Adapté d’une pièce autobiographique à succès, Les garçons… transpire bien sûr la sincérité, cette sincérité qui dessine sur le visage de Galienne le sourire béat qu’il adresse, sur scène ou sur les plateaux, à son public. Ce grand sourire, c’est à la fois le souvenir de maman et de la guérison, mais aussi l’extase d’un petit garçon tyrannique submergé par l’émotion narcissique : celle de voir son public tout ouïe, prêt à engloutir son refrain sur papa-maman, prêt à entendre ce que Deleuze appelait le « sale petit secret » de la psychanalyse. Dans le film, les sales petits secrets pullulent. C’est la porte de la chambre ouverte par la père, surprenant Guillaume déguisé en fille.
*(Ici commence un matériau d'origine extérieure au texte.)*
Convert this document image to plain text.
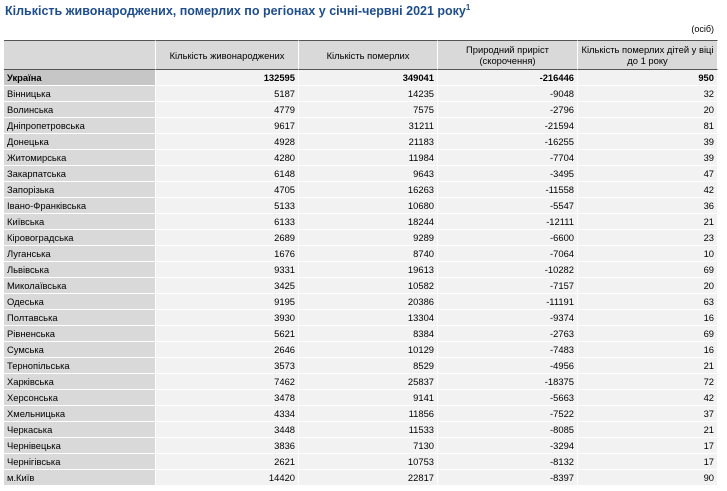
Кількість живонароджених, померлих по регіонах у січні-червні 2021 року$^1$
(осіб)
	Кількість живонароджених	Кількість померлих	Природний приріст (скорочення)	Кількість померлих дітей у віці до 1 року
Україна	132595	349041	-216446	950
Вінницька	5187	14235	-9048	32
Волинська	4779	7575	-2796	20
Дніпропетровська	9617	31211	-21594	81
Донецька	4928	21183	-16255	39
Житомирська	4280	11984	-7704	39
Закарпатська	6148	9643	-3495	47
Запорізька	4705	16263	-11558	42
Івано-Франківська	5133	10680	-5547	36
Київська	6133	18244	-12111	21
Кіровоградська	2689	9289	-6600	23
Луганська	1676	8740	-7064	10
Львівська	9331	19613	-10282	69
Миколаївська	3425	10582	-7157	20
Одеська	9195	20386	-11191	63
Полтавська	3930	13304	-9374	16
Рівненська	5621	8384	-2763	69
Сумська	2646	10129	-7483	16
Тернопільська	3573	8529	-4956	21
Харківська	7462	25837	-18375	72
Херсонська	3478	9141	-5663	42
Хмельницька	4334	11856	-7522	37
Черкаська	3448	11533	-8085	21
Чернівецька	3836	7130	-3294	17
Чернігівська	2621	10753	-8132	17
м.Київ	14420	22817	-8397	90
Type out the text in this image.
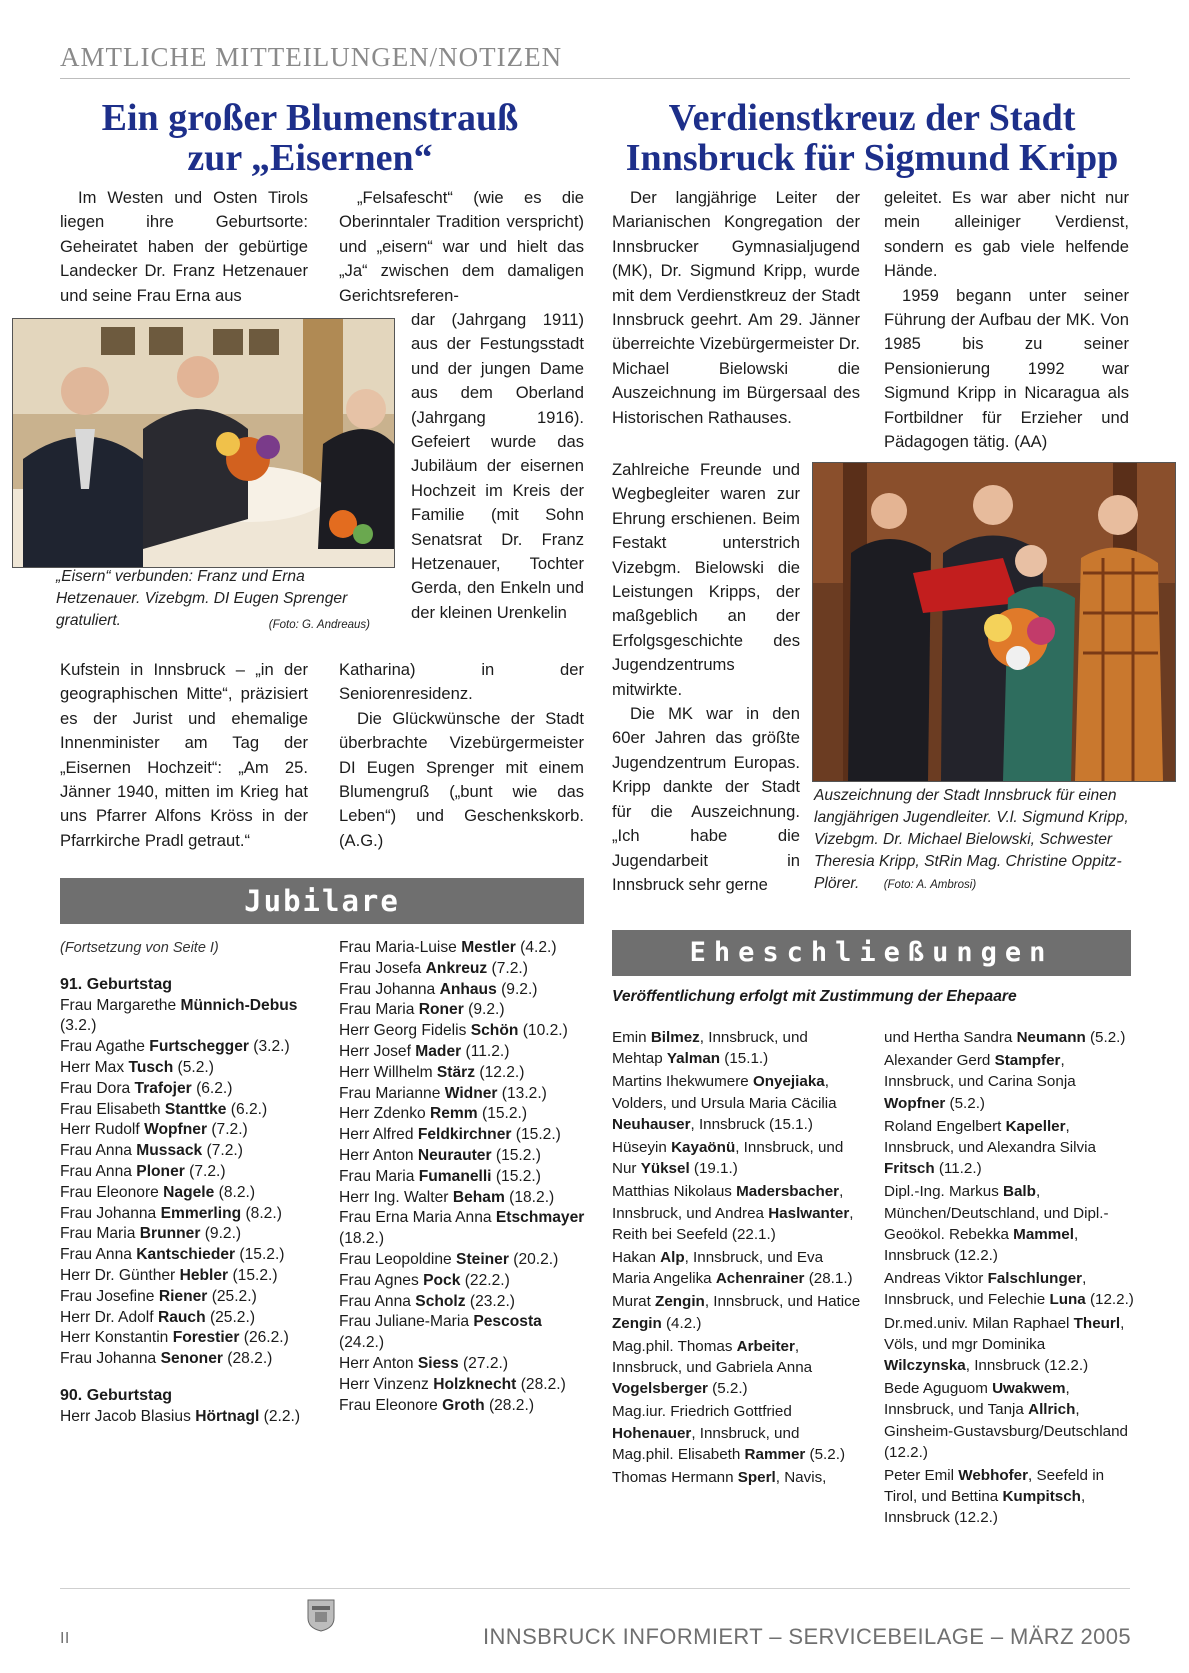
AMTLICHE MITTEILUNGEN/NOTIZEN
Ein großer Blumenstrauß
zur „Eisernen“

Im Westen und Osten Tirols liegen ihre Geburtsorte: Geheiratet haben der gebürtige Landecker Dr. Franz Hetzenauer und seine Frau Erna aus

„Eisern“ verbunden: Franz und Erna Hetzenauer. Vizebgm. DI Eugen Sprenger gratuliert.	(Foto: G. Andreaus)

Kufstein in Innsbruck – „in der geographischen Mitte“, präzisiert es der Jurist und ehemalige Innenminister am Tag der „Eisernen Hochzeit“: „Am 25. Jänner 1940, mitten im Krieg hat uns Pfarrer Alfons Kröss in der Pfarrkirche Pradl getraut.“

„Felsafescht“ (wie es die Oberinntaler Tradition verspricht) und „eisern“ war und hielt das „Ja“ zwischen dem damaligen Gerichtsreferen-

dar (Jahrgang 1911) aus der Festungsstadt und der jungen Dame aus dem Oberland (Jahrgang 1916). Gefeiert wurde das Jubiläum der eisernen Hochzeit im Kreis der Familie (mit Sohn Senatsrat Dr. Franz Hetzenauer, Tochter Gerda, den Enkeln und der kleinen Urenkelin

Katharina) in der Seniorenresidenz.

Die Glückwünsche der Stadt überbrachte Vizebürgermeister DI Eugen Sprenger mit einem Blumengruß („bunt wie das Leben“) und Geschenkskorb. (A.G.)

Verdienstkreuz der Stadt
Innsbruck für Sigmund Kripp

Der langjährige Leiter der Marianischen Kongregation der Innsbrucker Gymnasialjugend (MK), Dr. Sigmund Kripp, wurde mit dem Verdienstkreuz der Stadt Innsbruck geehrt. Am 29. Jänner überreichte Vizebürgermeister Dr. Michael Bielowski die Auszeichnung im Bürgersaal des Historischen Rathauses.

Zahlreiche Freunde und Wegbegleiter waren zur Ehrung erschienen. Beim Festakt unterstrich Vizebgm. Bielowski die Leistungen Kripps, der maßgeblich an der Erfolgsgeschichte des Jugendzentrums mitwirkte.

Die MK war in den 60er Jahren das größte Jugendzentrum Europas. Kripp dankte der Stadt für die Auszeichnung. „Ich habe die Jugendarbeit in Innsbruck sehr gerne

geleitet. Es war aber nicht nur mein alleiniger Verdienst, sondern es gab viele helfende Hände.

1959 begann unter seiner Führung der Aufbau der MK. Von 1985 bis zu seiner Pensionierung 1992 war Sigmund Kripp in Nicaragua als Fortbildner für Erzieher und Pädagogen tätig. (AA)

Auszeichnung der Stadt Innsbruck für einen langjährigen Jugendleiter. V.l. Sigmund Kripp, Vizebgm. Dr. Michael Bielowski, Schwester Theresia Kripp, StRin Mag. Christine Oppitz-Plörer. (Foto: A. Ambrosi)
Jubilare

(Fortsetzung von Seite I)

91. Geburtstag

Frau Margarethe Münnich-Debus (3.2.)

Frau Agathe Furtschegger (3.2.)

Herr Max Tusch (5.2.)

Frau Dora Trafojer (6.2.)

Frau Elisabeth Stanttke (6.2.)

Herr Rudolf Wopfner (7.2.)

Frau Anna Mussack (7.2.)

Frau Anna Ploner (7.2.)

Frau Eleonore Nagele (8.2.)

Frau Johanna Emmerling (8.2.)

Frau Maria Brunner (9.2.)

Frau Anna Kantschieder (15.2.)

Herr Dr. Günther Hebler (15.2.)

Frau Josefine Riener (25.2.)

Herr Dr. Adolf Rauch (25.2.)

Herr Konstantin Forestier (26.2.)

Frau Johanna Senoner (28.2.)

90. Geburtstag

Herr Jacob Blasius Hörtnagl (2.2.)

Frau Maria-Luise Mestler (4.2.)

Frau Josefa Ankreuz (7.2.)

Frau Johanna Anhaus (9.2.)

Frau Maria Roner (9.2.)

Herr Georg Fidelis Schön (10.2.)

Herr Josef Mader (11.2.)

Herr Willhelm Stärz (12.2.)

Frau Marianne Widner (13.2.)

Herr Zdenko Remm (15.2.)

Herr Alfred Feldkirchner (15.2.)

Herr Anton Neurauter (15.2.)

Frau Maria Fumanelli (15.2.)

Herr Ing. Walter Beham (18.2.)

Frau Erna Maria Anna Etschmayer (18.2.)

Frau Leopoldine Steiner (20.2.)

Frau Agnes Pock (22.2.)

Frau Anna Scholz (23.2.)

Frau Juliane-Maria Pescosta (24.2.)

Herr Anton Siess (27.2.)

Herr Vinzenz Holzknecht (28.2.)

Frau Eleonore Groth (28.2.)

Eheschließungen
Veröffentlichung erfolgt mit Zustimmung der Ehepaare

Emin Bilmez, Innsbruck, und Mehtap Yalman (15.1.)

Martins Ihekwumere Onyejiaka, Volders, und Ursula Maria Cäcilia Neuhauser, Innsbruck (15.1.)

Hüseyin Kayaönü, Innsbruck, und Nur Yüksel (19.1.)

Matthias Nikolaus Madersbacher, Innsbruck, und Andrea Haslwanter, Reith bei Seefeld (22.1.)

Hakan Alp, Innsbruck, und Eva Maria Angelika Achenrainer (28.1.)

Murat Zengin, Innsbruck, und Hatice Zengin (4.2.)

Mag.phil. Thomas Arbeiter, Innsbruck, und Gabriela Anna Vogelsberger (5.2.)

Mag.iur. Friedrich Gottfried Hohenauer, Innsbruck, und Mag.phil. Elisabeth Rammer (5.2.)

Thomas Hermann Sperl, Navis,

und Hertha Sandra Neumann (5.2.)

Alexander Gerd Stampfer, Innsbruck, und Carina Sonja Wopfner (5.2.)

Roland Engelbert Kapeller, Innsbruck, und Alexandra Silvia Fritsch (11.2.)

Dipl.-Ing. Markus Balb, München/Deutschland, und Dipl.-Geoökol. Rebekka Mammel, Innsbruck (12.2.)

Andreas Viktor Falschlunger, Innsbruck, und Felechie Luna (12.2.)

Dr.med.univ. Milan Raphael Theurl, Völs, und mgr Dominika Wilczynska, Innsbruck (12.2.)

Bede Aguguom Uwakwem, Innsbruck, und Tanja Allrich, Ginsheim-Gustavsburg/Deutschland (12.2.)

Peter Emil Webhofer, Seefeld in Tirol, und Bettina Kumpitsch, Innsbruck (12.2.)

II	INNSBRUCK INFORMIERT – SERVICEBEILAGE – MÄRZ 2005
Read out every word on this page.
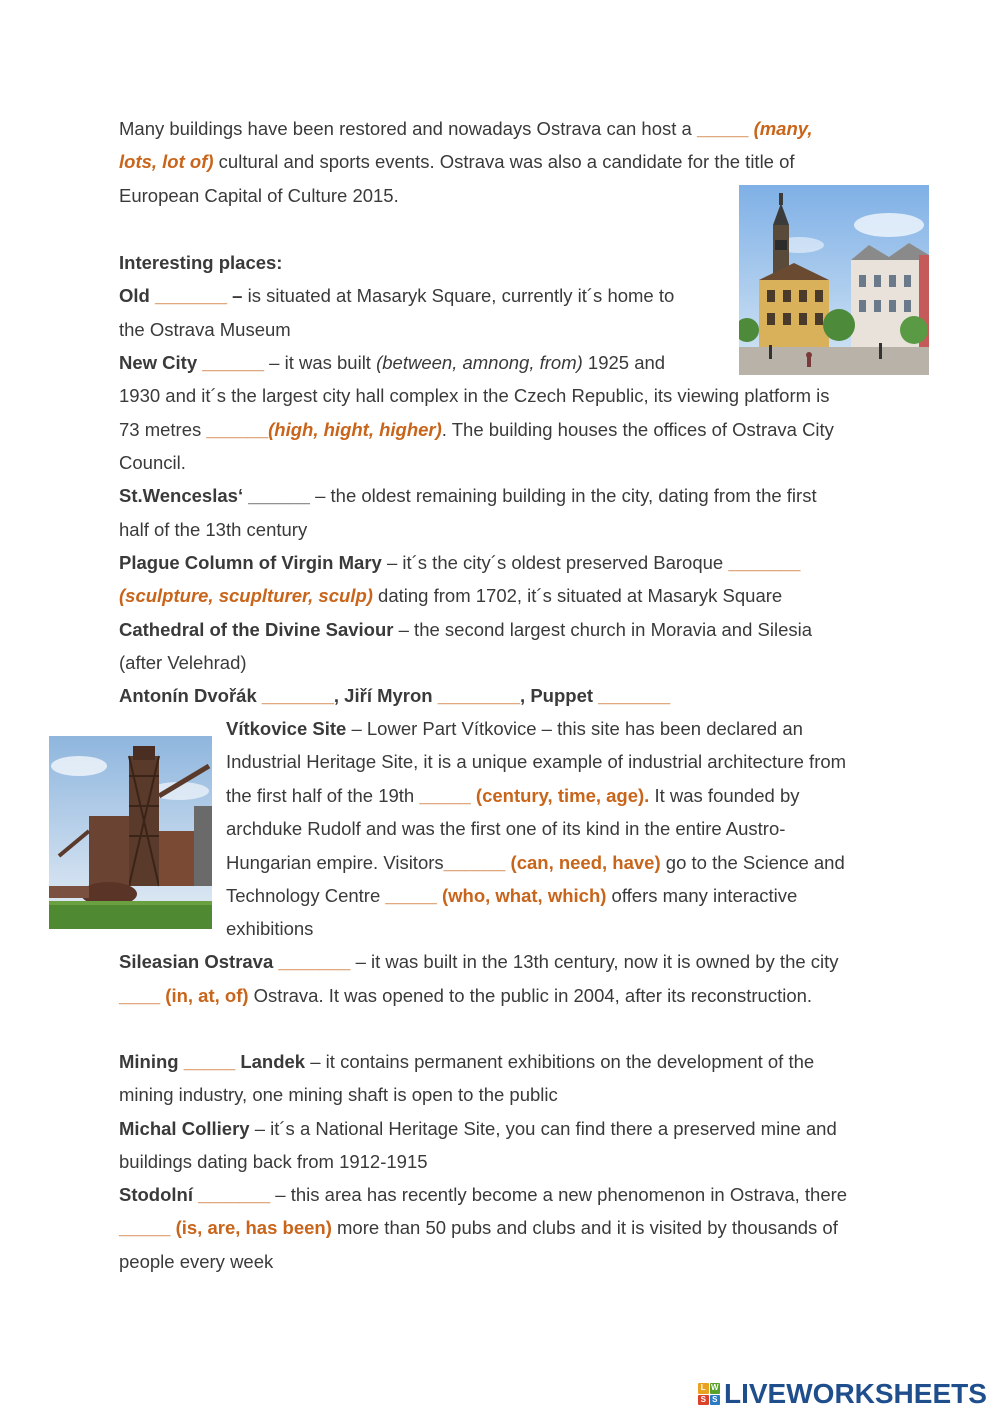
Many buildings have been restored and nowadays Ostrava can host a _____ (many,
lots, lot of) cultural and sports events. Ostrava was also a candidate for the title of
European Capital of Culture 2015.
Interesting places:
Old _______ – is situated at Masaryk Square, currently it´s home to
the Ostrava Museum
New City ______ – it was built (between, amnong, from) 1925 and
1930 and it´s the largest city hall complex in the Czech Republic, its viewing platform is
73 metres ______(high, hight, higher). The building houses the offices of Ostrava City
Council.
St.Wenceslas‘ ______ – the oldest remaining building in the city, dating from the first
half of the 13th century
Plague Column of Virgin Mary – it´s the city´s oldest preserved Baroque _______
(sculpture, scuplturer, sculp) dating from 1702, it´s situated at Masaryk Square
Cathedral of the Divine Saviour – the second largest church in Moravia and Silesia
(after Velehrad)
Antonín Dvořák _______, Jiří Myron ________, Puppet _______
Vítkovice Site – Lower Part Vítkovice – this site has been declared an
Industrial Heritage Site, it is a unique example of industrial architecture from
the first half of the 19th _____ (century, time, age). It was founded by
archduke Rudolf and was the first one of its kind in the entire Austro-
Hungarian empire. Visitors______ (can, need, have) go to the Science and
Technology Centre _____ (who, what, which) offers many interactive
exhibitions
Sileasian Ostrava _______ – it was built in the 13th century, now it is owned by the city
____ (in, at, of) Ostrava. It was opened to the public in 2004, after its reconstruction.
Mining _____ Landek – it contains permanent exhibitions on the development of the
mining industry, one mining shaft is open to the public
Michal Colliery – it´s a National Heritage Site, you can find there a preserved mine and
buildings dating back from 1912-1915
Stodolní _______ – this area has recently become a new phenomenon in Ostrava, there
_____ (is, are, has been) more than 50 pubs and clubs and it is visited by thousands of
people every week
L W
S S LIVEWORKSHEETS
Ou celle des toilettes, ouverte par Guillaume, nez-à-nez avec sa mère qui s’essuie les fesses. Les garçons… est fait de ces portes qu’on n’aurait jamais dû ouvrir, de ces histoires qui, retournant la sincérité en une embarrassante crudité, refusant toute sublimation à l’autobiographie, ne peuvent être racontées que du point de vue des orifices.

 

Le film consacre en cela une forme de chantage à la sincérité qui est l’excuse de beaucoup de films français récents (de La guerre est déclarée à Un château en Italie), et signe la victoire de ce terrorisme narcissique qui voudrait réduire le monde à une scène vidée où, dans le halo d’un projecteur unique, ne reste qu’un auteur-acteur jouant tous les rôles. Face à lui, le public est tenu d’écouter en silence, comme un analyste démultiplié. Et d’ailleurs le film, évidemment, se dénoue comme une analyse : à la fin, Gallienne délaisse l’amour de maman pour celui d’une fille.

 

Tout le reste, au fond, est accessoire et purement folklorique, ne laissant émerger aucun personnage sinon sous la forme de vignettes comiques, comme la scène où Diane Kruger, en infirmière allemande, est invitée à inspecter l’anus du héros. Ou encore celle où Reda Kateb, en Arabe homo, l’embarque à Pantin pour une partouze entre rebeus. Enfouie tout au fond de la brioche narcissique, cette dernière parvient presque à faire oublier qu’elle est, quand même, un peu abjecte. Qu’importe : tout, de toute façon, rayonne depuis le même foyer, qui est la scène du one-man-show. Ici, « on se dit tout », comme en analyse. Et d’ailleurs l’analyse n’est plus utile : l’inconscient n’a plus de secrets, il est devenu une scène de one-man-show filmée par la télé.